Dec 30, 2025 1:46 PM - Connect Newsroom - Jasmine Singh
Khaleda Zia, a former prime minister of Bangladesh whose long-running political rivalry with Sheikh Hasina dominated the country’s public life for more than three decades, has died at the age of 80. Her Bangladesh Nationalist Party confirmed her death in a statement released Tuesday.
Zia served two terms as prime minister and was a central figure in Bangladesh’s transition from military rule to parliamentary democracy. Her political career was closely intertwined with that of Hasina, leader of the Awami League, with the two women alternating in power and shaping the nation’s often turbulent political landscape from the early 1990s onward.
In recent years, Zia had been largely absent from frontline politics due to health issues and a series of corruption cases that she and her supporters described as politically motivated. In January 2025, Bangladesh’s Supreme Court acquitted her in the final case, clearing a legal barrier that could have allowed her to contest national elections scheduled for February of that year.
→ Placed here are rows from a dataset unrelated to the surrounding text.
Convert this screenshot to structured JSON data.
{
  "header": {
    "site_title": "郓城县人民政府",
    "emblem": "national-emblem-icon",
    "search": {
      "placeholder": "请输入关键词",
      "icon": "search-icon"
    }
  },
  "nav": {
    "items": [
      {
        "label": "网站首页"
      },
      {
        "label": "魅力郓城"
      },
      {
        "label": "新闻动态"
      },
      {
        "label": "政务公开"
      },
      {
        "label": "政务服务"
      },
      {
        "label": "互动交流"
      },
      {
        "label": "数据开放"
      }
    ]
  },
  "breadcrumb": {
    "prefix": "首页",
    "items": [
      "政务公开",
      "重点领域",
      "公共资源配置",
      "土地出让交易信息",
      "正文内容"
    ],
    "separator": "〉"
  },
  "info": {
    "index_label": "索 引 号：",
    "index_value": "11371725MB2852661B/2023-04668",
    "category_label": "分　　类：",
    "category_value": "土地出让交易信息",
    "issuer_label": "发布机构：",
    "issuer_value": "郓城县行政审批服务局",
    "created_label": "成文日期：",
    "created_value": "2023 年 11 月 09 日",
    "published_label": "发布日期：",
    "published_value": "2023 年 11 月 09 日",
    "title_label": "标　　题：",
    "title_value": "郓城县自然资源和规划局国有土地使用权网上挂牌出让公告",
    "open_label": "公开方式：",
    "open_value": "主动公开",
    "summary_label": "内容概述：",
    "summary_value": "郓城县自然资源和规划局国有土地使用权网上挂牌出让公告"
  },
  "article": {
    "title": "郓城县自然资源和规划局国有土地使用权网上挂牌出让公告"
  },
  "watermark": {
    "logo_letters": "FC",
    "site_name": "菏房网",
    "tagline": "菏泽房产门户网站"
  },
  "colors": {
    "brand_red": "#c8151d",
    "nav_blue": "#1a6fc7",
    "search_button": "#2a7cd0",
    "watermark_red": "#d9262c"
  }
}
She returned to Bangladesh in May after receiving medical treatment in the United Kingdom. Earlier in January, the country’s interim government approved her request to travel abroad, a decision that followed repeated denials under the previous administration.
Zia entered politics after the assassination of her husband, President Ziaur Rahman, who was killed during a failed military coup in 1981. She later helped mobilize opposition to military rule, contributing to the mass movement that led to the restoration of democracy in 1990. She was first elected prime minister in 1991 and returned to office from 2001 to 2006, with Hasina as her main political opponent in multiple elections.